Democratic Unionist Party leadership contenders Jeffrey Donaldson and Edwin Poots have issued eve-of-poll messages in a final bid to clinch the position.
The pair are running to replace outgoing leader Arlene Foster who announced her resignation last month.
It is the first leadership contest in the DUP’s 50-year history.
Mr Donaldson and Mr Poots face several challenges, including post-Brexit trading arrangements under the Northern Ireland Protocol, which has been reviled by unionists and loyalists as a “border in the Irish Sea”.
They will also want to unite unionism which is in such turmoil that the leader of the second largest pro-union party, the UUP, has also stepped down.
Just one candidate, former army captain Doug Beattie, has indicated he will run to replace outgoing leader Steve Aiken.
Under a “strength and experience to lead” strapline, Mr Poots, the current Stormont Agriculture minister, tells the party electorate that he believes he has the “right plan to reform our party” and to “reinvigorate unionism”.
Mr Poots previously indicated he will nominate a colleague to serve as first minister.
Mr Donaldson’s final message to voters includes a pledge to stand in the next Assembly election, scheduled to take place in May 2021, and become first minister.
He has promised “major changes” and “greater participative structures” within the party, and pledged to provide “united leadership to unionism and the country”.
The DUP’s 28 MLAs and eight MPs will meet virtually on Friday to hear both men’s pitches before voting in a secret ballot.
Mr Donaldson and Mr Poots will have 10 minutes each to speak to the electoral college.
The contenders to succeed Nigel Dodds as deputy leader, Gregory Campbell, Paula Bradley and Paul Frew, will each have five minutes to make their case.

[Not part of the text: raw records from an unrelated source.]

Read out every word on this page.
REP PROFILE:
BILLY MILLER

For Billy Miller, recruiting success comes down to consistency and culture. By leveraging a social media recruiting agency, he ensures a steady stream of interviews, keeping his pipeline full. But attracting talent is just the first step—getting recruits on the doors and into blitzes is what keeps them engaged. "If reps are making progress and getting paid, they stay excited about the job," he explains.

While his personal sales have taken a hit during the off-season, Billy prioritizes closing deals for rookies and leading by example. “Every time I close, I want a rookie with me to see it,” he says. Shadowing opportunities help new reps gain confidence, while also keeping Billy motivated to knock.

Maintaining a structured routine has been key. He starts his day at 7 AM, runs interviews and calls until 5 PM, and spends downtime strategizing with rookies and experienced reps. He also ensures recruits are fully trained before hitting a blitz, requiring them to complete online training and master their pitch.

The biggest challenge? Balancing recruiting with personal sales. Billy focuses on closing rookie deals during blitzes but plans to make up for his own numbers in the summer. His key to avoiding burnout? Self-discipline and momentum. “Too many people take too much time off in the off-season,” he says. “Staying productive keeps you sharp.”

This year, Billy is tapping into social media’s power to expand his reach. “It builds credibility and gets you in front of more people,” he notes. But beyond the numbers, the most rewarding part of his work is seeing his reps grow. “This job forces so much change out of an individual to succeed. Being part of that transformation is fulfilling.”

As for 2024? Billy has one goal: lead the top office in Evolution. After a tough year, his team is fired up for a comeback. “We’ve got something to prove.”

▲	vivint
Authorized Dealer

Voters will cast their ballot at party headquarters on Friday afternoon before polls are due to close at 4pm.
Mrs Foster confirmed on Wednesday that she would be voting, but declined to say who she would be backing.
She resigned following an internal revolt against her leadership.
The move came in the form of a letter of no confidence signed by a majority of the party’s senior elected representatives.
The outgoing DUP leader will step down from that role on May 28, and as Stormont First Minister at the end of June.
Earlier Sinn Féin president Mary Lou McDonald warned the DUP against any move that could destabilise powersharing in Northern Ireland.
She said the leadership of the party is “entirely a matter for themselves”, but she added: “Powersharing has to work for everyone.”
“It is very, very unwise in the mouth of a leadership election for anyone in political unionism to be talking about destabilising the institutions,” she said.
“The institutions have to work, powersharing has to work, the Good Friday Agreement has to work, Stormont House (Agreement) needs to be delivered, Acht na Gaeilge (Irish language act) and the cultural legislative package needs to be delivered.
“And the reason why all these things need to happen is because that’s how we give each of our citizens the best chance, the best shot at having a decent quality of life and living in a stable, respectful society.”